現在のドイツは、保守のキリスト教民主・社会同盟(CDU/CSU)と社民党(SPD)の大連立政権である。シュミット大臣はSPDと「緑の党」の連立政権と大連立政権の両方で健康大臣を続けてきた。最近、連立与党間のギクシャクも目立つようになった。「公用車を」「休暇中に」「外国の」「保養地で」「私的に使用中に」「盗まれた」という6つの要素が揃ったため、政治的「事件」に発展したわけである。
だが、シュミット大臣は「使用は適正だった」と反論。会計検査院もこの言い分を認め、「〔後述の〕基準の枠内での公用車使用であり、連邦財政にも損害は生じなかった」という審査結果を公表した(『フランクフルタールントシャウ』紙8月8日付)。私的バカンスのなかで、72キロ分の公用目的走行が認定されたわけだが、会計検査院は、「わずか72キロのために、2387キロの走行が必要だったのか」「なぜマドリッドのドイツ大使館の公用車を使わなかったのか」という疑問には一切答えなかった。
その後6人の大臣および大臣経験者の不正使用疑惑が持ち上がった。その多くがSPD所属だったので、その支持率低下は加速している。
◆ドイツの公用車使用基準
これまでドイツでは、公用車よりも、「公用飛行機」の私的利用が問題になってきた。有名どころでは、1996年、当時の連邦議会議長R.ジュスムート(CDU)が、娘の住むスイスに公用飛行機を使用して追及された。2001年、当時の国防大臣R.シャーピング(SPD)は、「知人女性」とスペイン・マヨルカ島でのバカンス旅行に使用した。変わったところでは、8年ほど前、J.フィッシャー外相(当時)が、ルフトハンザのマイレージを私的旅行に使っていたことが発覚した。

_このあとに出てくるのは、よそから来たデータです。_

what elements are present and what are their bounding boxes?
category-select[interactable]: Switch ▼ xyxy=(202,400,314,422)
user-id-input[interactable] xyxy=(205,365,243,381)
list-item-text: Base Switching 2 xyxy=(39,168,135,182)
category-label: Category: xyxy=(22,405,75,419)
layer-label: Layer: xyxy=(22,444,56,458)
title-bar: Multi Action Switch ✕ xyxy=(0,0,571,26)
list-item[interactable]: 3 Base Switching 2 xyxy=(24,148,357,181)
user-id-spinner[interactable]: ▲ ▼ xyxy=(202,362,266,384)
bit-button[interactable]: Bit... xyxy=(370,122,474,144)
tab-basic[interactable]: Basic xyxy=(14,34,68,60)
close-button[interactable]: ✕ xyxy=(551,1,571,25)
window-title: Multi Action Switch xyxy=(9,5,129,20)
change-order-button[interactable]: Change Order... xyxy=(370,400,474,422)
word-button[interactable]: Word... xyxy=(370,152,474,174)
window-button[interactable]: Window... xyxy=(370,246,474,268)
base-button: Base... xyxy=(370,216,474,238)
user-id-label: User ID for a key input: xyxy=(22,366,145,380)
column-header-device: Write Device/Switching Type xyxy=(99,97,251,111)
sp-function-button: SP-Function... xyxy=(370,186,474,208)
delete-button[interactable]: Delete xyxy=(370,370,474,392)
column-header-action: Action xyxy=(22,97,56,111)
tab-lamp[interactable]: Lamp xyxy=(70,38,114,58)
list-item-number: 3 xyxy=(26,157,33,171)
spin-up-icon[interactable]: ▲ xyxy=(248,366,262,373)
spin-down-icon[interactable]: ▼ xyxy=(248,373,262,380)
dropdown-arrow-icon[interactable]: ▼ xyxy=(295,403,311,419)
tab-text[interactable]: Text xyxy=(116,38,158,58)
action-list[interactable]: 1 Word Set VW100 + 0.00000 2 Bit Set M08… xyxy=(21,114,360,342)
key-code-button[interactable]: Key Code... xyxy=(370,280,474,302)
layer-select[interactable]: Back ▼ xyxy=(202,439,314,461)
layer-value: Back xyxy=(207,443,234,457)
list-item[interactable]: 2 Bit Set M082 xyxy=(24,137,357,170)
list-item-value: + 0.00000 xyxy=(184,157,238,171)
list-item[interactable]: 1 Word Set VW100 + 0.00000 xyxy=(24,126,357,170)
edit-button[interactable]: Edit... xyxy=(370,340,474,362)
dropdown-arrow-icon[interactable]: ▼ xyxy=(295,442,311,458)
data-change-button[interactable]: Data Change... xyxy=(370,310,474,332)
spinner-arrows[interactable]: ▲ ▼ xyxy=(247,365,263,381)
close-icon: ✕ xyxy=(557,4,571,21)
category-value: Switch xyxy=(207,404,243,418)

外務大臣は職業柄、国際線を頻繁に使うわけで、その都度マイレージ登録をしていれば相当たまる。何とも「さもしい」話ではある。さて、肝心の公用車だが、その使用にあたっては細かい基準が設けられている。「連邦行政における公用車両の使用要綱」(DKfzR)(1993年6月29日閣議決定)の4条(職務走行)はこう定める。「公用車両が職務上の目的のために使用が許されるのは、それにより時間が得られる場合、費用が節約される場合、または他の交通手段の使用に対して生ずる費用増が、職務遂行の緊急性または時間節約との代替可能な関係にある場合である」と。
職務上の使用以外で、個人的事情から公用車両を使用する場合に関しても、いろいろ条件がついている。特に「住宅と役所との間の走行」(12条)については、自宅への送迎は抑制的である。ただ、連邦政府の大臣および政務次官の場合は、「職務上の理由」から認められている。そして、連邦総理大臣と副大臣(外務大臣)、連邦国防大臣、連邦内務大臣は、休暇中も、特別仕様の公用車を使うことになっている。
いずこでも、「公」用車については、「私的使用」との関係で曖昧さがみられるが、ドイツの場合、休暇で公用車を使えるのは、この4人だけということが今回わかったわけである。これに含まれない健康大臣が追及されているが、日本の大臣たちはどうだろうか。 どの党もマニフェストで「税金のムダづかい」をなくすと約束した以上、その一つとして、「公」用車の見直しも避けて通れないだろう。